Prince Andrew did not answer. The carriage and horses had long since been brought to the other side and had already been laid down, and the sun had already disappeared to half, and the evening frost covered the puddles near the ferry with stars, and Pierre and Andrei, to the surprise of the lackeys, coachmen and carriers, were still standing on the ferry and talking.
- If there is a God and there is a future life, then there is truth, there is virtue; and the highest happiness of man is to strive to achieve them. We must live, we must love, we must believe, - said Pierre, - that we do not live now only on this piece of land, but we have lived and will live forever there in everything (he pointed to the sky). Prince Andrei stood leaning on the railing of the ferry and, listening to Pierre, without taking his eyes off, looked at the red reflection of the sun over the blue flood. Pierre is silent. It was completely quiet. The ferry had landed long ago, and only the waves of the current with a faint sound hit the bottom of the ferry. It seemed to Prince Andrei that this rinsing of the waves was saying to Pierre's words: "True, believe this."
Prince Andrei sighed, and with a radiant, childish, tender look looked into Pierre's flushed, enthusiastic, but still timid in front of his superior friend.
“Yes, if that were the case!” - he said. “However, let’s go sit down,” Prince Andrei added, and leaving the ferry, he looked at the sky, which Pierre pointed out to him, and for the first time, after Austerlitz, he saw that high, eternal sky, which he saw lying on the Austerlitz field, and something long asleep, something the best that was in him, suddenly awoke joyfully and youthfully in his soul. This feeling disappeared as soon as Prince Andrei entered the habitual conditions of life again, but he knew that this feeling, which he did not know how to develop, lived in him. A meeting with Pierre was for Prince Andrei an epoch from which, although in appearance it was the same, but in the inner world, his new life began.

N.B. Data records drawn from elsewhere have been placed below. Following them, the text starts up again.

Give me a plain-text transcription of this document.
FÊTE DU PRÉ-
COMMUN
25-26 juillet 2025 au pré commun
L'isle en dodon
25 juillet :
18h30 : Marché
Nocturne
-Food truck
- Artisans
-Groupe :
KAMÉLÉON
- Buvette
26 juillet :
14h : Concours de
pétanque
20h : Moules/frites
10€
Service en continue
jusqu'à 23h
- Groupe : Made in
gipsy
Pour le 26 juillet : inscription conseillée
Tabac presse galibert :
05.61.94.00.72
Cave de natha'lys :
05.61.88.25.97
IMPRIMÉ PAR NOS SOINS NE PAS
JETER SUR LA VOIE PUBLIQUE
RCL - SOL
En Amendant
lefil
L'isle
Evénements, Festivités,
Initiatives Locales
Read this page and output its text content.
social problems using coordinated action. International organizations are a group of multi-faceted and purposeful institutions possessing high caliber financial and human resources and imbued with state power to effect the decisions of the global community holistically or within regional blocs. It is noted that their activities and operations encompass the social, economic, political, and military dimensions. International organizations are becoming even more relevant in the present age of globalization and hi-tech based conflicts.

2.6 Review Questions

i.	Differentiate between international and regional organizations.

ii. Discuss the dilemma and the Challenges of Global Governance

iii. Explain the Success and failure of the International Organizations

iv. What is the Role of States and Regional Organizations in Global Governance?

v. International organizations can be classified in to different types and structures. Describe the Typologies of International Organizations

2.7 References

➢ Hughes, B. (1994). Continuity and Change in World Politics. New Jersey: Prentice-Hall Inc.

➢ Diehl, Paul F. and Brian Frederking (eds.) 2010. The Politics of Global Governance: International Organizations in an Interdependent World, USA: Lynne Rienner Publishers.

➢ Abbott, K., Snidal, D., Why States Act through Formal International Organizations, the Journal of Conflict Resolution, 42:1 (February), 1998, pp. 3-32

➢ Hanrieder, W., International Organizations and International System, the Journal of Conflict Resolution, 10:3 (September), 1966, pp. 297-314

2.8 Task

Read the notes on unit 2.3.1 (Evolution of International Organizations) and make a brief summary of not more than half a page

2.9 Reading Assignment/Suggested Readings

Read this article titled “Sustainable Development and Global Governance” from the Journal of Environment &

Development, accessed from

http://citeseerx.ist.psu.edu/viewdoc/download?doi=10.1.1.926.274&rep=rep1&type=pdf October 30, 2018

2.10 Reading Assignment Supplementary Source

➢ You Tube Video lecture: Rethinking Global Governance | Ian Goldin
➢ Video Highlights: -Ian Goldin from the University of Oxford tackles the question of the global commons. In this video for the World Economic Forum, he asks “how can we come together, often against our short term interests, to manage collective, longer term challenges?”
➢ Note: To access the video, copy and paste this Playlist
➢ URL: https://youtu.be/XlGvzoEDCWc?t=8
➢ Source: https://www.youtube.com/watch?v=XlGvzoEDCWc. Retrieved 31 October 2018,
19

It was already getting dark when Prince Andrei and Pierre drove up to the main entrance of the Lysogorsky house. While they were driving up, Prince Andrei with a smile drew Pierre's attention to the turmoil that had taken place at the back porch. A bent old woman with a knapsack on her back, and a short man in a black robe and with long hair, seeing a carriage driving in, rushed to run back through the gate. Two women ran after them, and all four, looking back at the carriage, ran frightened up the back porch.
“These are God’s Machines,” said Prince Andrei. They took us for their father. And this is the only thing in which she does not obey him: he orders to drive these wanderers, and she accepts them.
- What are God's people? Pierre asked.
Prince Andrei did not have time to answer him. The servants went out to meet him, and he asked where the old prince was and how soon they were waiting for him.
The old prince was still in the city, and they were waiting for him every minute.
Prince Andrei led Pierre to his quarters, which always awaited him in perfect order in his father's house, and he himself went to the nursery.
“Let's go to my sister,” said Prince Andrei, returning to Pierre; - I have not seen her yet, she is now hiding and sitting with her God people. Serve her right, she will be embarrassed, and you will see God's people. C "est curieux, ma parole. [This is curious, honestly.]
- Qu "est ce que c" est que [What is] God's people? Pierre asked.
- But you'll see.
Princess Mary was really embarrassed and blushed in spots when they entered her. In her cozy room with lamps in front of the icon cases, on the sofa, at the samovar, sat next to her a young boy with a long nose and long hair, and in a monastic cassock.
On an armchair, beside him, sat a wrinkled, thin old woman with a meek expression of a child's face.
- Andre, pourquoi ne pas m "avoir prevenu? [Andrey, why didn’t they warn me?] - she said with meek reproach, standing in front of her wanderers, like a hen in front of chickens.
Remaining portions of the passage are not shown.